The rates for Citizens, as the state-based insurer is called, are expected to increase by another 63% next year. Eugene Montgomery, who is on Citizens’ board and is an insurance company executive himself, told a reporter for Gannett: "Some people's insurance payments are going to be larger than their mortgage payments. I've been in the insurance business 44 years and have never seen such a challenging market."

Homeowners insurance companies don’t pay for flood damage. The National Flood Insurance Plan covers that, because private insurers generally don’t. Covering flood losses isn’t profitable. Last month, E&E News, citing news from the Federal Emergency Management Agency website, reported that 425,000 flood insurance policyholders had dropped their policies since October. FEMA took the data down, citing inaccuracies, but it acknowledged that there has been a “drop in policyholders.”

Make insurance too cheap and people will build in places more likely to be destroyed. Make it too expensive and people who call such places home will struggle.

Sen. Bob Menendez, D-N.J., blamed reports of flood insurance customers’ dropping coverage on a new FEMA policy called Risk Rating 2.0, which the agency says will use a more accurate calculation of flood risk and, thus, require some policyholders to pay higher premiums. “Families were already struggling to pay their flood insurance premium, and it’s now clear that Risk Rating 2.0 has only made this situation worse,” Menendez told NJ.com.
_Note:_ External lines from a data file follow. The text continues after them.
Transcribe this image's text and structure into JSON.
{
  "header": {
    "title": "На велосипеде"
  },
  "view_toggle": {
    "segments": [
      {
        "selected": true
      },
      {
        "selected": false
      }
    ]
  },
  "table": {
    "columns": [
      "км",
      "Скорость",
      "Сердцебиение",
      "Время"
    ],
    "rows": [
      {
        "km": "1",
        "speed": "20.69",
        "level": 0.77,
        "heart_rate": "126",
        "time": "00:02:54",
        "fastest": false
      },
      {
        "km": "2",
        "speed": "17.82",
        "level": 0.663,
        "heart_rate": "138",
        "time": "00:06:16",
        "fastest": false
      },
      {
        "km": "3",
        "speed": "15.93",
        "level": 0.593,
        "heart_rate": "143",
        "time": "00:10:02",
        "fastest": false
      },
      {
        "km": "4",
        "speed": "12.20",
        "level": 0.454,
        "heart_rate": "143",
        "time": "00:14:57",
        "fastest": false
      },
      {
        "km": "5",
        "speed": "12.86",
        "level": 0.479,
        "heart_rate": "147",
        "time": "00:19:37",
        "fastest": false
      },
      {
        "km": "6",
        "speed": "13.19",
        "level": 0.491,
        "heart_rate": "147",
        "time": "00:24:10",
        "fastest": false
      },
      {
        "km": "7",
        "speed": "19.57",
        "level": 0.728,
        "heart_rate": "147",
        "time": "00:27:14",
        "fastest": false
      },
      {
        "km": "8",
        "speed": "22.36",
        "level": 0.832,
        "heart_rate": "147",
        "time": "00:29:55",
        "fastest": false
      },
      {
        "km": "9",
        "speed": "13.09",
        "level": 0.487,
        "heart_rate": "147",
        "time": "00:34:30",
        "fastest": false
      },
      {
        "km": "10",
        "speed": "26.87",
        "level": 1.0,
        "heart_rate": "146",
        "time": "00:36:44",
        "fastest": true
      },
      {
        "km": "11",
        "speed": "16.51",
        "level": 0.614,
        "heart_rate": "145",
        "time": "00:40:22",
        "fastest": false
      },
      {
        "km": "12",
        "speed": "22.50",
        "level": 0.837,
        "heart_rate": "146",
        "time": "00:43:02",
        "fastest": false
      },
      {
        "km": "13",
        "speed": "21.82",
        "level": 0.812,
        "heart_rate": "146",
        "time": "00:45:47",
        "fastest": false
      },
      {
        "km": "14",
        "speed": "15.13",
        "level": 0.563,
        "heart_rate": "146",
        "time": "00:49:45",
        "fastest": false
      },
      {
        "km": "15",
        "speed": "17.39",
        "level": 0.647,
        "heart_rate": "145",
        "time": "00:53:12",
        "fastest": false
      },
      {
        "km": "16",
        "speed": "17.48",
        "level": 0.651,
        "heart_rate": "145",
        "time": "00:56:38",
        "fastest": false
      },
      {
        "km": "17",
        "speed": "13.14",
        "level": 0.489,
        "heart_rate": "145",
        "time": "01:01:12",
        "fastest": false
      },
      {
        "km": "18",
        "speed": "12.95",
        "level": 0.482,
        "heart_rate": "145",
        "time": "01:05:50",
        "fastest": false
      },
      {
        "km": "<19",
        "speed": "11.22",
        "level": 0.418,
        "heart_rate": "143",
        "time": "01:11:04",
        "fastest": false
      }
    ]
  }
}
America faces a conundrum: Make insurance too cheap and people will build homes in places that are more likely to be destroyed. Make it too expensive and people who already call such places home will struggle to survive — or even sell their homes to anybody else.

Florida is now offering some homeowners money to fortify their homes. The state also recently enacted legislation that provides reinsurance coverage to insurance companies and legislation to cut down on what some officials there describe as frivolous lawsuits against insurance companies. But just like addressing higher sea levels and temperatures in general, solving the country’s insurance crisis resists any easy answers.

But make no mistake: When you hear, read or watch reports about desperate people not having the insurance coverage you think they ought to have, sometimes because their insurance companies have left, you’re seeing in their worried expressions one of many signs of climate change.